Mutalif Roz, director of the region's health commission, said during a news conference on Saturday that China's family planning policy for ethnic minorities was looser than that for Han people, and the country had not formulated any such policy for a single ethnic group.

"For some time in the past, suffering from the 'three evil forces' (terrorism, extremism and separatism), the family planning policy could not be fully implemented in southern Xinjiang prefectures like Kashgar and Hotan," he said. "Plus, many were born outside of the state plan and without marriage, which led to a rapid rise of Xinjiang's population."

The rapid rise in population has placed enormous pressure on the region's water and land resources. Since implementing the family planning policy in Xinjiang, such pressures have been alleviated, and health conditions of people from various ethnic groups, particularly women and children, have improved, according to the center's research.

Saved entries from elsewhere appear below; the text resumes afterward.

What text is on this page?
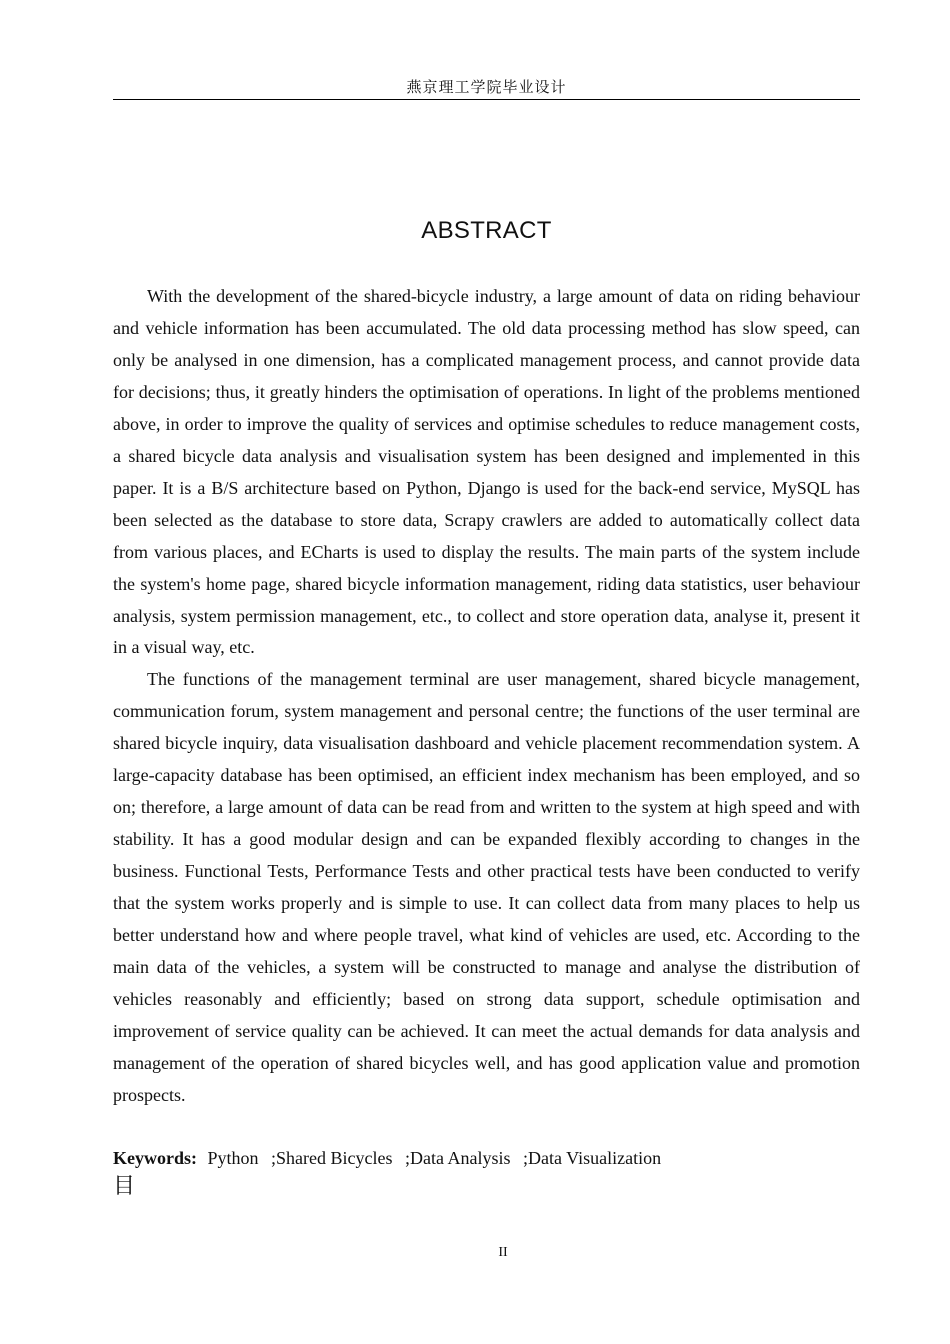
燕京理工学院毕业设计
ABSTRACT

With the development of the shared-bicycle industry, a large amount of data on riding behaviour and vehicle information has been accumulated. The old data processing method has slow speed, can only be analysed in one dimension, has a complicated management process, and cannot provide data for decisions; thus, it greatly hinders the optimisation of operations. In light of the problems mentioned above, in order to improve the quality of services and optimise schedules to reduce management costs, a shared bicycle data analysis and visualisation system has been designed and implemented in this paper. It is a B/S architecture based on Python, Django is used for the back-end service, MySQL has been selected as the database to store data, Scrapy crawlers are added to automatically collect data from various places, and ECharts is used to display the results. The main parts of the system include the system's home page, shared bicycle information management, riding data statistics, user behaviour analysis, system permission management, etc., to collect and store operation data, analyse it, present it in a visual way, etc.

The functions of the management terminal are user management, shared bicycle management, communication forum, system management and personal centre; the functions of the user terminal are shared bicycle inquiry, data visualisation dashboard and vehicle placement recommendation system. A large-capacity database has been optimised, an efficient index mechanism has been employed, and so on; therefore, a large amount of data can be read from and written to the system at high speed and with stability. It has a good modular design and can be expanded flexibly according to changes in the business. Functional Tests, Performance Tests and other practical tests have been conducted to verify that the system works properly and is simple to use. It can collect data from many places to help us better understand how and where people travel, what kind of vehicles are used, etc. According to the main data of the vehicles, a system will be constructed to manage and analyse the distribution of vehicles reasonably and efficiently; based on strong data support, schedule optimisation and improvement of service quality can be achieved. It can meet the actual demands for data analysis and management of the operation of shared bicycles well, and has good application value and promotion prospects.

Keywords: Python ;Shared Bicycles ;Data Analysis ;Data Visualization
目
II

Zenz's report noted that local government officials in Xinjiang forced women from ethnic groups to have contraceptive ring implantation, tubal ligation or even induced abortion.

"In Xinjiang, illegal medical practices like late pregnancy induced labor, compulsory birth control and forced pregnancy tests are banned," Mutalif said. "People of all ethnic groups are free to choose whether or not and how to practice contraception."

Over a period of time, there have been increasing cases of voluntary tubal ligation and intrauterine device replacement. Practice has proved that among all kinds of long-term effective contraception measures, tubal ligation and IUD placement are internationally acknowledged as safe while resulting in the fewest side effects and the highest efficiency. Such measures have been widely applied domestically and have garnered voluntary acceptance from childbearing age groups in Xinjiang, reports from the center said.